Su kabakları, köy yerlerinde çiftçinin en doğal su testisidir. Kabağın kurutulup tepesinin kesilip içindeki tohumlarının çıkartılması sonucunda hemen kullanılabilir ve bir maliyeti yoktur.  Su kabakları düşüp çatlasa, işlevini yitirse dahi köylüler tarafından üretilmesi kolay olduğundan yerini hemen bir başkası alabilecektir. Su kabağını topraktan yapılmış su testileri ile karşılaştırdığımızda, su kabaklarına göre daha ağırdır ve bir maliyeti vardır.

Su kabaklarının bir başka kullanıldığı alan da mutfakta, özellikle un vb. besin maddelerini çuvalda almak için yarayan kap ya da büyük kürek biçimine getirilmiş su kabaklarıdır. Su kabağı kuruduktan sonra ona kesici bir aletle şekil vermek kolay olduğundan, Türk köylüsü hem su kabağını yetiştirmiş hem de onun her ebadını, işine yarayacak şekilde kurutup biçim vermiştir. Köylerde küçük kız çocuklarını oynatmak için bebek haline getirilen su kabaklarından tutun da, eskiden leğenle yıkanılan evlerde kazandan su almak için kullanılan tasa kadar su kabağı her alanda kullanılmıştır.

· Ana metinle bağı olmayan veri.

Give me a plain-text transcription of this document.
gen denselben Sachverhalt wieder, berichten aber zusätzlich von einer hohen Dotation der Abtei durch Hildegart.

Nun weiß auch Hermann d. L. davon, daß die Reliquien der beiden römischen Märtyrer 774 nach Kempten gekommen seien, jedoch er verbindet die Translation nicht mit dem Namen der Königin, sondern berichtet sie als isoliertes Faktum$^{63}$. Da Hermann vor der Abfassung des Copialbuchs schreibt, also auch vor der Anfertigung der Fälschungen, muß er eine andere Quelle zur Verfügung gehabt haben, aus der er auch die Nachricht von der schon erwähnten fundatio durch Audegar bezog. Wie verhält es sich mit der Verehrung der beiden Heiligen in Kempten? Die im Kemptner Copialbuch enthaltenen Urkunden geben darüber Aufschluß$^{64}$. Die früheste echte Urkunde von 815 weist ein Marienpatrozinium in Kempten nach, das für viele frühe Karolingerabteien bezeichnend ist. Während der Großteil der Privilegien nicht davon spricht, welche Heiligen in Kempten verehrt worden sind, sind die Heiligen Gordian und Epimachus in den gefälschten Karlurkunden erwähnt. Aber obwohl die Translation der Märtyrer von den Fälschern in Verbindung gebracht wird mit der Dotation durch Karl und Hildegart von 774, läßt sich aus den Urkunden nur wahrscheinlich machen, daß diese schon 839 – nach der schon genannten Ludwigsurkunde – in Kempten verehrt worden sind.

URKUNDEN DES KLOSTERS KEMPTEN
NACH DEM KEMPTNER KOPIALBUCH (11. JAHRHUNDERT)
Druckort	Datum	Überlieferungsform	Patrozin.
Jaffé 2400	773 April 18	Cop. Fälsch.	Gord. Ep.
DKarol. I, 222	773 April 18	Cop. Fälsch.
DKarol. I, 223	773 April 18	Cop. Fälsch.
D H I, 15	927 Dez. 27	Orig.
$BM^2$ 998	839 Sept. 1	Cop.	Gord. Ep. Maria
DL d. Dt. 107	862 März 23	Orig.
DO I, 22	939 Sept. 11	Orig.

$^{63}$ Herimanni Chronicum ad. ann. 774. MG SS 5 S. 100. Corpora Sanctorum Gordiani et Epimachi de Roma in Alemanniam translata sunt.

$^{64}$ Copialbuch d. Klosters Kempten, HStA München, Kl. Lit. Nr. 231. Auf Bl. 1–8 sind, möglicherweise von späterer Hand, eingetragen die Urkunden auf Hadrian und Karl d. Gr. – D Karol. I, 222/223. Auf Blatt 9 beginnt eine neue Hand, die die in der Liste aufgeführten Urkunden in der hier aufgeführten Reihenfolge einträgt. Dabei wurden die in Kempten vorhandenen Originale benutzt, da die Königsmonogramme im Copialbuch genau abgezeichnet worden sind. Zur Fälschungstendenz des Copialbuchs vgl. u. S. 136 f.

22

Bitkinin tüm gövdesi lifli olması nedeniyle banyoda kese niyetine kullanılan ve doğal olması nedeniyle bedenimiz ve sağlığımız için de tercih etmemiz gereken su kabağı lifidir. Su kabakları iyice yetiştirildikten sonra kurutulur ve kuruyan dış kabuk koyu kahverengi bir rengi aldıktan sonra dökülmeye başlar.

Özellikle Ege bölgemizde, yüzyıllardır kullanılan ve kabak kemane olarak karşımıza çıkan su kabağı, yaylı çalgılar gurubuna girmektedir. Kabak kemane ağır ve kırık zeybek havalarının olmazsa olmazlarından. İçli ve etkileyici bir sesi var. 

Su kabağının bu kadar çok işlevi olduğunu bu vesile ile öğreniyor ve kabak küpelerim, bilekliğim ve kabak lambamla #menevişbodrum standından ayrılıyorum. Yolunuzu Gümüşlük Meneviş El Sanatları’na düşürmeniz dileğimle. Hoşçakalın.